The obsession with the 50-page deck is a defense mechanism. It’s a way for executives to feel like they have minimized risk. If the plan fails, they can point to the $474,000 spent on research and say, ‘We did our due diligence.’ But true leadership is the willingness to be ‘wrong’ on paper so you can be ‘right’ in the moment.

The Illusion of Progress

My hiccups finally subsided around page 54, right as I was wrapping up. The silence that followed was heavy. I looked at the faces around the table and realized that most of them were already thinking about their 1:30 PM meetings. The deck was finished. The ‘strategy’ was done. We would all go back to our desks and do exactly what we were doing yesterday, regardless of what the 44-slide presentation suggested. That is the tragedy of the obsolete deck. It creates the illusion of progress while everything remains the same.

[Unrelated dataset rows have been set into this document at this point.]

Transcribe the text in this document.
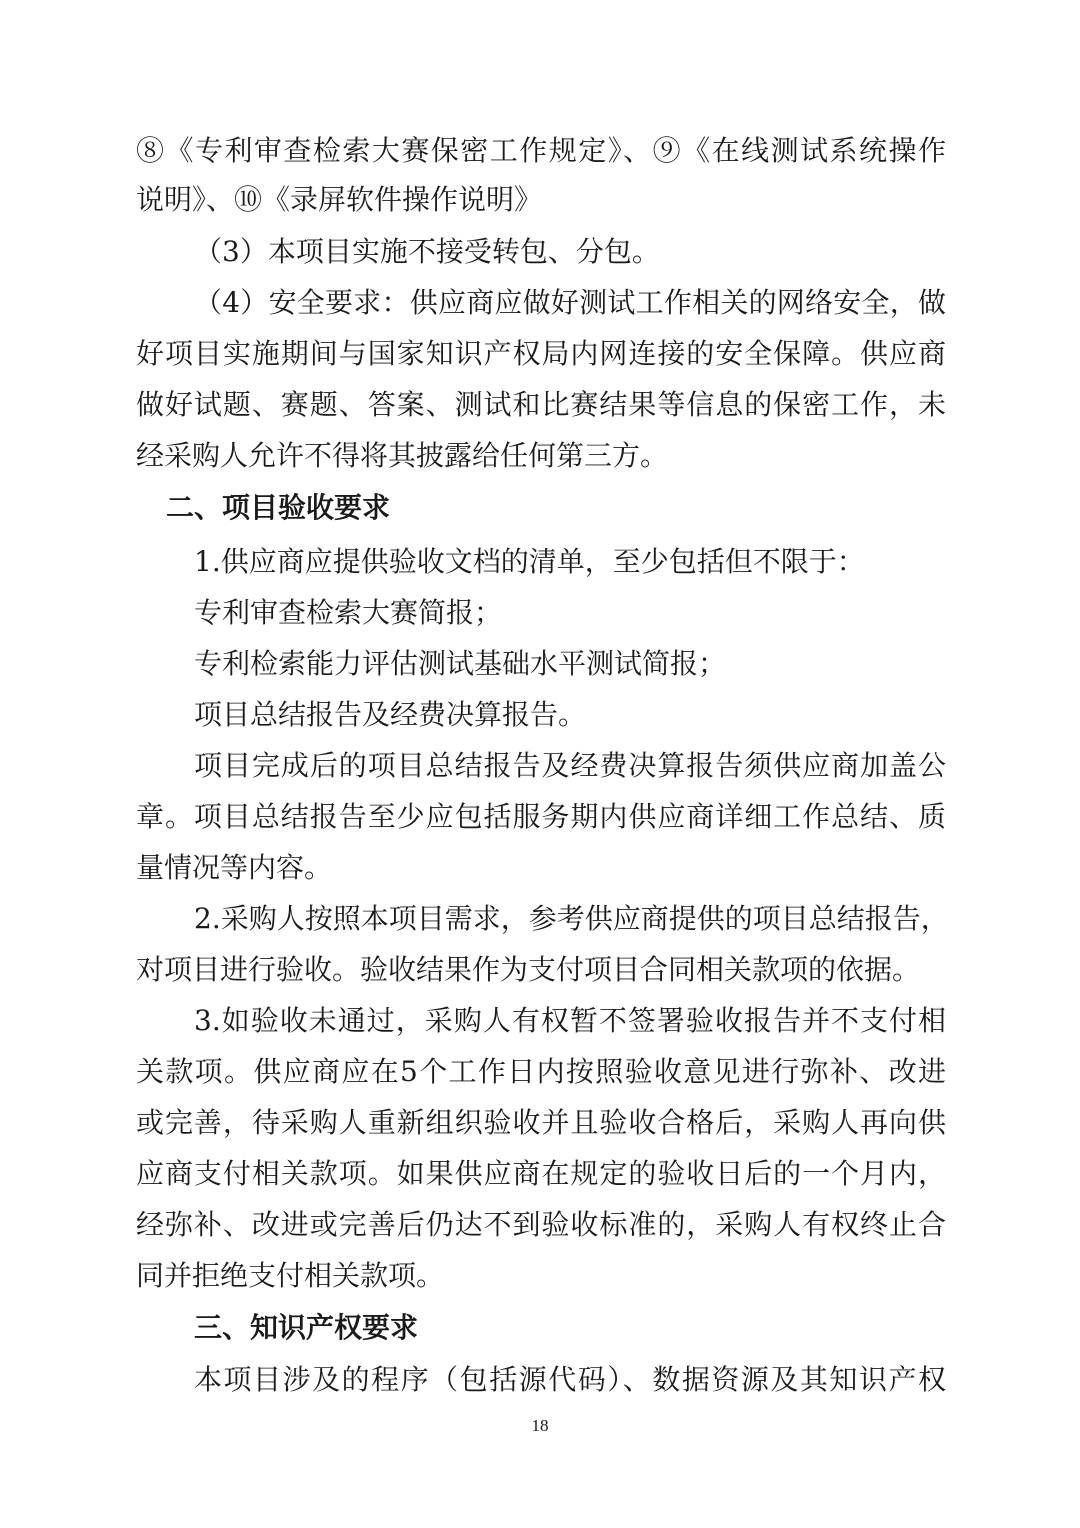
⑧《专利审查检索大赛保密工作规定》、⑨《在线测试系统操作
说明》、⑩《录屏软件操作说明》
（3）本项目实施不接受转包、分包。
（4）安全要求：供应商应做好测试工作相关的网络安全，做
好项目实施期间与国家知识产权局内网连接的安全保障。供应商
做好试题、赛题、答案、测试和比赛结果等信息的保密工作，未
经采购人允许不得将其披露给任何第三方。
二、项目验收要求
1.供应商应提供验收文档的清单，至少包括但不限于：
专利审查检索大赛简报；
专利检索能力评估测试基础水平测试简报；
项目总结报告及经费决算报告。
项目完成后的项目总结报告及经费决算报告须供应商加盖公
章。项目总结报告至少应包括服务期内供应商详细工作总结、质
量情况等内容。
2.采购人按照本项目需求，参考供应商提供的项目总结报告，
对项目进行验收。验收结果作为支付项目合同相关款项的依据。
3.如验收未通过，采购人有权暂不签署验收报告并不支付相
关款项。供应商应在5个工作日内按照验收意见进行弥补、改进
或完善，待采购人重新组织验收并且验收合格后，采购人再向供
应商支付相关款项。如果供应商在规定的验收日后的一个月内，
经弥补、改进或完善后仍达不到验收标准的，采购人有权终止合
同并拒绝支付相关款项。
三、知识产权要求
本项目涉及的程序（包括源代码）、数据资源及其知识产权
18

If I could go back to that meeting, I would have closed the laptop on slide 4. I would have asked everyone to put away their phones and tell me one thing they saw on the front lines that morning that contradicted our ‘big plan.’ I would have embraced the hiccup as a metaphor-a reminder that we are biological, unpredictable, and prone to sudden shifts that no PowerPoint can predict.

Written in Pencil, Executed with Conviction

We need strategies that breathe. We need plans that are written in pencil but executed with conviction. We need to value the sensing over the archiving. Because in the time it took you to read these words, the world has already moved, and your 50-page deck is now further into the past.

Reading Time Implied: Approximate; Market Shift Speed: Instantaneous.